United States

The impact of Brexit on U.S. manufacturing companies

Some impacts of the post-Brexit trade deal are becoming clearer

INSIGHT ARTICLE  | 

While Britain voted to leave the European Union in 2016 and companies had about four years to organize their operations for the change, there was not much clarity on what Brexit would mean for companies until Dec. 24, 2020, when the post-Brexit trade deal—the U.K.-EU Trade and Cooperation Agreement—was finalized. Plenty of questions remain about what the specific impacts of the deal will be, but some aspects—such as value-added tax and customs implications—have come into clearer focus in 2021. Manufacturing companies will need to pay particular attention to the impact of Brexit, as more than 60% of trade between the U.K. and EU pertains to industrials.

This will be important for U.S. manufacturers, as the United States is the largest investor in the U.K.; American firms—across all economic sectors—have investments of nearly $758 billion in the British market, according to the U.S. Chamber of Commerce. That’s nearly a quarter of American companies’ total investment in Europe, and more than 12% of all U.S. foreign direct investment worldwide, according to the Chamber. We expect this to further increase given the Biden government’s push for a multilateral alliance against China and the U.K. realigning itself away from the EU.
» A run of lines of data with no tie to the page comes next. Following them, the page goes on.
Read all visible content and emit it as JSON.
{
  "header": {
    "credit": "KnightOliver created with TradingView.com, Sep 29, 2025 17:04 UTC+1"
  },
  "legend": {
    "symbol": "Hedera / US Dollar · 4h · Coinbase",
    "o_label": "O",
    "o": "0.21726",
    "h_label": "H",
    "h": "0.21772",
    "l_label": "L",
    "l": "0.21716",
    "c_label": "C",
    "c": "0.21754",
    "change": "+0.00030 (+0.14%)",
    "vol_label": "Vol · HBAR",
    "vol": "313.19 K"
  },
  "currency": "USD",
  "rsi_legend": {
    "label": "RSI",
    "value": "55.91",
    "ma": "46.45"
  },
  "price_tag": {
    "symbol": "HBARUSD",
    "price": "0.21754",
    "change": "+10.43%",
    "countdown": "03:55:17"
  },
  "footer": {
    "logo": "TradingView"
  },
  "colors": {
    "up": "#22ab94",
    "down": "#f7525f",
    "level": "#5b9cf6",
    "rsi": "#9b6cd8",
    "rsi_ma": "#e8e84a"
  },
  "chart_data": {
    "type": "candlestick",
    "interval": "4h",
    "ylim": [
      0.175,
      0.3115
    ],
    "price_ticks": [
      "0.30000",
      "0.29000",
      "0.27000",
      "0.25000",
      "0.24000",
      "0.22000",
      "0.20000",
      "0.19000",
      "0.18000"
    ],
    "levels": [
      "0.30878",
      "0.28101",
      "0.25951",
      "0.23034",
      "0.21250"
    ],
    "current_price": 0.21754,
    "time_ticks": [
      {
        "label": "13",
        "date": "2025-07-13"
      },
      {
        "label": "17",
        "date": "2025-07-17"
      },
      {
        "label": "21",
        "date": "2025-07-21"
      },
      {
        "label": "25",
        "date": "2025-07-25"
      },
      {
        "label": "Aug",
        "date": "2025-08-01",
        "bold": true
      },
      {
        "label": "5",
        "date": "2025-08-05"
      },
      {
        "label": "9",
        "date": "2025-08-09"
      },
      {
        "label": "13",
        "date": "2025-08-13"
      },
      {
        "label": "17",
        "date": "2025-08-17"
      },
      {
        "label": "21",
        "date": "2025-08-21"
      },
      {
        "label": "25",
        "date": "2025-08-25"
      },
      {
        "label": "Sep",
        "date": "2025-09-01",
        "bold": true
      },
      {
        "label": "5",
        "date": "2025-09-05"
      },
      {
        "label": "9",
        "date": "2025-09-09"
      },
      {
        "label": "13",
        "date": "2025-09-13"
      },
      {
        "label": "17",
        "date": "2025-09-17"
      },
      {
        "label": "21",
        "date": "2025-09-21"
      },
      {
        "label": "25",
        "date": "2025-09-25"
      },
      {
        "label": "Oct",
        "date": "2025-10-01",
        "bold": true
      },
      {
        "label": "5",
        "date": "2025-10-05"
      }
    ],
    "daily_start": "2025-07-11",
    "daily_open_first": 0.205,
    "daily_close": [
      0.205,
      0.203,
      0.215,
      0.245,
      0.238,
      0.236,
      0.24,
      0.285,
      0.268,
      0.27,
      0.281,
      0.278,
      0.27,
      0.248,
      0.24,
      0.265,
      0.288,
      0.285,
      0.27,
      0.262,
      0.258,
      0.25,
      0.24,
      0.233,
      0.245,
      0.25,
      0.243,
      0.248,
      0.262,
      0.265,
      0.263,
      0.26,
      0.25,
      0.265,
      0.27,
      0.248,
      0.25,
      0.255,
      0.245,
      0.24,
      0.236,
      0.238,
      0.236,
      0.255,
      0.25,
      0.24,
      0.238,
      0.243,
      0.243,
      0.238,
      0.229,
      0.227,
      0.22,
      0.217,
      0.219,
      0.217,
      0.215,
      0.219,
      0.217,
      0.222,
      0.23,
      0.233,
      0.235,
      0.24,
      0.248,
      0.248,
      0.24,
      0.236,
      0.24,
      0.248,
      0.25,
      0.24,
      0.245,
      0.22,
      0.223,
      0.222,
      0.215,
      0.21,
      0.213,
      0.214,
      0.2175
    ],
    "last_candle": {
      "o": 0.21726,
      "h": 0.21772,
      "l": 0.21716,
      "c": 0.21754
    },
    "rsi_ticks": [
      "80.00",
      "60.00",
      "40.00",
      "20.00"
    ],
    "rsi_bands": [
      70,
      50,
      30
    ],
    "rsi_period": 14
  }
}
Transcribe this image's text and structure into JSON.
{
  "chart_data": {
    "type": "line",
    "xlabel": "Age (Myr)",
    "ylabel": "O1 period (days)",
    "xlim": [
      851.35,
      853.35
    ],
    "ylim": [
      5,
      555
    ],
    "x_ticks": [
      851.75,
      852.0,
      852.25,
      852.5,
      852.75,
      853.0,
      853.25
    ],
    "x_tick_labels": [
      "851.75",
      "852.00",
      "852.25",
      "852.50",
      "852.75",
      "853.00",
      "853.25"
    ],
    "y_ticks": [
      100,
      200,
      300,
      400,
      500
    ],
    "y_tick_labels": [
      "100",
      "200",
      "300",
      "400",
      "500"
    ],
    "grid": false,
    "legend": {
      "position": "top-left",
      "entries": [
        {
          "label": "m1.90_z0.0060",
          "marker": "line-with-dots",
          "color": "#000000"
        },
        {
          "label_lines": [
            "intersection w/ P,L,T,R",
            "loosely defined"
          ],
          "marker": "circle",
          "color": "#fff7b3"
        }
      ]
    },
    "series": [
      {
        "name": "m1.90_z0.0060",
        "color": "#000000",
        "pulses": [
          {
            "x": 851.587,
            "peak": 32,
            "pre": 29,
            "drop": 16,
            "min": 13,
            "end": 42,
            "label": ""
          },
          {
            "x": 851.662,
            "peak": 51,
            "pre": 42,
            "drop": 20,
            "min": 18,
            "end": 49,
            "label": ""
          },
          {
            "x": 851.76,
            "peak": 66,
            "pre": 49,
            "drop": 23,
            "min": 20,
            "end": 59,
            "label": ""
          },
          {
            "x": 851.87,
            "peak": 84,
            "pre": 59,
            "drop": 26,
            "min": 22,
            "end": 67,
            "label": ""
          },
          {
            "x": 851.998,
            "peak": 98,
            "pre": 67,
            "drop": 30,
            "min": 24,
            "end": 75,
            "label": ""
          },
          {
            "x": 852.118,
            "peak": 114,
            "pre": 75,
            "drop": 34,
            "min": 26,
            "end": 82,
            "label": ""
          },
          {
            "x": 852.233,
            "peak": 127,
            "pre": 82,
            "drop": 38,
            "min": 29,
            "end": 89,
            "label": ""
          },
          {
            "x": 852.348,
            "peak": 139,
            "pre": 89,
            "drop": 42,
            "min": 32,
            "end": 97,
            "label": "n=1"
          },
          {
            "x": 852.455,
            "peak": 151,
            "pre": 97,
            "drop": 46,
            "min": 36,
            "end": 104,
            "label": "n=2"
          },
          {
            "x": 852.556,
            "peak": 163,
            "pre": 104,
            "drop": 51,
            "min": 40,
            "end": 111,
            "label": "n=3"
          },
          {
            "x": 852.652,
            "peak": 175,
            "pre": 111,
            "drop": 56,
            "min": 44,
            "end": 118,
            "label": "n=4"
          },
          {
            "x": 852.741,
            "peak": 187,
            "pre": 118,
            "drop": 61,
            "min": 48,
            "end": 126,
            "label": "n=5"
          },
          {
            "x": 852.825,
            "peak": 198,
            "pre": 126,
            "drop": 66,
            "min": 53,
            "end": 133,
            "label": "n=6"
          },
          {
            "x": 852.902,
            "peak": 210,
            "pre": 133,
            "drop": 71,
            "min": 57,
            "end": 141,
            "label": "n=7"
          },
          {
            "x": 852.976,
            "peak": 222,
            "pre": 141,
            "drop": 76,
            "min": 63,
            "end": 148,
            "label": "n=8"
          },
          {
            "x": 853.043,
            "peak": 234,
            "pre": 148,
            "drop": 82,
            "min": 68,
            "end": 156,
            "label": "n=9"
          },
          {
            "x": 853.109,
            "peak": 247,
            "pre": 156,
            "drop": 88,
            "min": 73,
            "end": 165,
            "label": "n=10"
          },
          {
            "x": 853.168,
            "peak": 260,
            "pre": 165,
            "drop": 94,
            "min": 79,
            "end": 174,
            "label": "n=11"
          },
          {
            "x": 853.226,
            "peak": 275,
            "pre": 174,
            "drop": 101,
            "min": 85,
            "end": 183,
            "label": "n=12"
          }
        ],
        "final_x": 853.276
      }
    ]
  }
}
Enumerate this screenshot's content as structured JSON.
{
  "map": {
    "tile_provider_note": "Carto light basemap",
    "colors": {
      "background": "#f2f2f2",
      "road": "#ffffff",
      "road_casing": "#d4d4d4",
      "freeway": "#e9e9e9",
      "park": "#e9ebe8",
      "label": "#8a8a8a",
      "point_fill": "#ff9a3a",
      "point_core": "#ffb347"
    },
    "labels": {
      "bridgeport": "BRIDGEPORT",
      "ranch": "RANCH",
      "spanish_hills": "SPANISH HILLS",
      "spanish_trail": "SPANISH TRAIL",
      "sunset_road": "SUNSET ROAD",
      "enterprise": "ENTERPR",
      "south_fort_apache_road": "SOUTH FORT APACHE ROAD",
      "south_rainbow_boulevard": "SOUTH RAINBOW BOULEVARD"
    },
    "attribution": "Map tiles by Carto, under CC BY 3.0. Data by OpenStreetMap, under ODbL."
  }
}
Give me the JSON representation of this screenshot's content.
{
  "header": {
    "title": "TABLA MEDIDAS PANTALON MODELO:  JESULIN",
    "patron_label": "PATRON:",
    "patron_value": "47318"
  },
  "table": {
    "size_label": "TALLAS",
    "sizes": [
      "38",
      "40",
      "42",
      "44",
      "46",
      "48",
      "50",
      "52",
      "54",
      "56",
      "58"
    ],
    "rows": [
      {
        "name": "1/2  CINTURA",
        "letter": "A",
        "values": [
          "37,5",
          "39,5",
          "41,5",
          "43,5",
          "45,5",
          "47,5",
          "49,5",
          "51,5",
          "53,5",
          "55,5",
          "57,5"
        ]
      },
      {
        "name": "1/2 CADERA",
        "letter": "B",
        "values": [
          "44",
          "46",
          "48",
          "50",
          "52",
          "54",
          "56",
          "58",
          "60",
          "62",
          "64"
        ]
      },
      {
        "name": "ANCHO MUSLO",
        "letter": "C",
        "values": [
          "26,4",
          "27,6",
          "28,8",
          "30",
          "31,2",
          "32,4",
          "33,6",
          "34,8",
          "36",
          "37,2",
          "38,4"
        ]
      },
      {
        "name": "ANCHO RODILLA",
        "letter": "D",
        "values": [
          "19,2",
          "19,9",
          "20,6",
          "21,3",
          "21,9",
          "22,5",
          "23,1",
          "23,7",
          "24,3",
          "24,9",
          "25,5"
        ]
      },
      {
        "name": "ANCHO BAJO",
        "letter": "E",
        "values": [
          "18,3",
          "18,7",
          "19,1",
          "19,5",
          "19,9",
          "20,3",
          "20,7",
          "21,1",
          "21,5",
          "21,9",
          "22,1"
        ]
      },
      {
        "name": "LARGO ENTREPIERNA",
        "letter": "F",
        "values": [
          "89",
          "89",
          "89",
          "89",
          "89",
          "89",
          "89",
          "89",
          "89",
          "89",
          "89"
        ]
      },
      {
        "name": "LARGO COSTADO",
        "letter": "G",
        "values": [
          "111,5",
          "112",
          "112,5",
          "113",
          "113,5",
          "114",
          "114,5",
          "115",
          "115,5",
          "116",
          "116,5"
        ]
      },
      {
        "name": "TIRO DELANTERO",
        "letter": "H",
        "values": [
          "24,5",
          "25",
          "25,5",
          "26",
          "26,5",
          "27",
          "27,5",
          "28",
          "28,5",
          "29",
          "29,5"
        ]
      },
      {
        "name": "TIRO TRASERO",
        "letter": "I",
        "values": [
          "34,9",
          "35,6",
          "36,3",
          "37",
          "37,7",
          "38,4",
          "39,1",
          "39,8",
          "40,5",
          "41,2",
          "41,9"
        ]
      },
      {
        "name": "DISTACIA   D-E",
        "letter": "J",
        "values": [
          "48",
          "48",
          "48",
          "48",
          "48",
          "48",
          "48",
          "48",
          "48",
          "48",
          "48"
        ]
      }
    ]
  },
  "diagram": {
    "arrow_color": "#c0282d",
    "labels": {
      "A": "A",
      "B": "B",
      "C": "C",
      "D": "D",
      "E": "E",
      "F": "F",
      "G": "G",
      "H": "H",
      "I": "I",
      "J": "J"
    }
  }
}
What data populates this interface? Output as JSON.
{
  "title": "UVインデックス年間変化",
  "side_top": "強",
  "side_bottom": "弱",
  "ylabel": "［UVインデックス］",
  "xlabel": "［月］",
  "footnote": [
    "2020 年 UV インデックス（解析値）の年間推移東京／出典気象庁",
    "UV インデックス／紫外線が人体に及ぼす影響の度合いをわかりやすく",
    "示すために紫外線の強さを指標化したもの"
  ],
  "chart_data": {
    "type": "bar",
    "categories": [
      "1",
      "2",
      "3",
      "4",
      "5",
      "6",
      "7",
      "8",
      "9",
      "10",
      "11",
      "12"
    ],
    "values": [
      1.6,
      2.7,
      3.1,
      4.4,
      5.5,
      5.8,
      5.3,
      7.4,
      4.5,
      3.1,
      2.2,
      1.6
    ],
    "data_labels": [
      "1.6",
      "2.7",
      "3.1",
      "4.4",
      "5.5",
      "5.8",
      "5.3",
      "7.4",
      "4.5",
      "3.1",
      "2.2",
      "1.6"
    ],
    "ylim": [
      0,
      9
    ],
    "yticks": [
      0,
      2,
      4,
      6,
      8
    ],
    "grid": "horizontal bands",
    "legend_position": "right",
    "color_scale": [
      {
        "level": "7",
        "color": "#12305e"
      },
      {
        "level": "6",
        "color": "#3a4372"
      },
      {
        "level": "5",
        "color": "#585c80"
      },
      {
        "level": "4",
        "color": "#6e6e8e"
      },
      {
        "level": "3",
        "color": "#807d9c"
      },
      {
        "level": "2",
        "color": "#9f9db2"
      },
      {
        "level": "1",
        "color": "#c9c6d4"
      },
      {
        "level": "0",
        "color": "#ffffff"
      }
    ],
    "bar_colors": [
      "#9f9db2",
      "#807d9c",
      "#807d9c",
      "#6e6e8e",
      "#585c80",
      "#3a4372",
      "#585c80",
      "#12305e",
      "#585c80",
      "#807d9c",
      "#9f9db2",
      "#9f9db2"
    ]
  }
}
Britain has traditionally operated as a distribution hub for many U.S. companies selling into Europe, as trade between Britain and mainland Europe has benefitted from a free movement of people, goods and services—with no intervals for customs or regulatory clearances. Industrial products such as machinery and equipment, chemicals, and electronics form a significant portion of the goods traded between the two regions. Indeed, auto components cross the English Channel multiple times before finally making their way into a finished automobile.

figure-british-imports-from-eu
Source: UK Office for National Statistics, RSM US LLP

 

figure-british-exports-to-eu
Source: UK Office for National Statistics, RSM US LLP


In response to Brexit, many companies have moved their pan-EU distribution hubs to mainland Europe. However, many companies still need to evaluate what changes they may need to make to their business operations or tax structures as a result. The 2020 trade deal continues the preferential treatment of tariff-free trade between the U.K. and Europe for goods originated in U.K. However, which goods qualify as originating in the U.K. under the rules of origin outlined in the deal involves a mind-boggling level of detail. There are also tolerance limits, whereby goods can qualify as originating in the region if the weight of the nonoriginating material is below a certain percentage threshold.

Given the level of intricacy involved in the rules of origin, and the evolving rules and regulations, U.S. companies continuing to distribute into the EU through the U.K. should consult trade and tariff experts to ensure they can avoid tariffs when possible or reduce their tariff burden. Although companies may not have to pay duties, there are nevertheless customs and VAT filing obligations and port clearances which add to logistics costs, time and efforts.

Manufacturing companies, especially automotive companies, following just-in-time principles may need to evaluate and adjust inventory levels, given potential delays due to customs clearances and checks. U.S. manufacturers exporting to Europe have also had to certify compliance with EU regulatory requirements with an administrative marking that indicates they have met the standards for products sold in the European Economic Area; this is referred to as the CE marking. Now that the U.K. is no longer part of the EU, U.S. manufacturers will need to consider two certifications—one for exporting to Europe and one for exporting to the U.K.

In the aerospace sector, companies making parts in the U.K. will now need to get separate U.K. design and production certifications where until now, companies would have followed common EU safety standards, irrespective of where in Europe their parts were made. Given that the U.K. has previously relied on EU regulatory bodies and has yet to develop its own strong aero-certification capabilities, British-made aero parts will be particularly scrutinized by EU authorities, likely disrupting the flow of parts and leading companies to rethink their supply chains.

The key to managing these supply chain changes is to plan according to a long-term business model and to assess whether that model entails any movement of roles and functions out of the U.K. Any supply chain reorganization where the location of functions and assets change will need a review of capital gains, exit taxes and the appropriate transfer pricing approach for the new arrangement. Interest or royalty payments between the regions or dividends from the EU may be subject to withholding taxes affecting U.K. holding company structures. While there may be relief available through tax treaties, determining as much is not straightforward.

There are various aspects of business that companies need to address in the wake of Brexit, such as updating their systems for tax and operational changes, assessing the continued availability and movement of talent, revising contractual terms, and monitoring evolving regulations such as those regarding data privacy and cross-border data flows. All of these factors will affect U.S. companies operating in the U.K. or mainland Europe and require companies to review their long-term pan-European business operation strategies.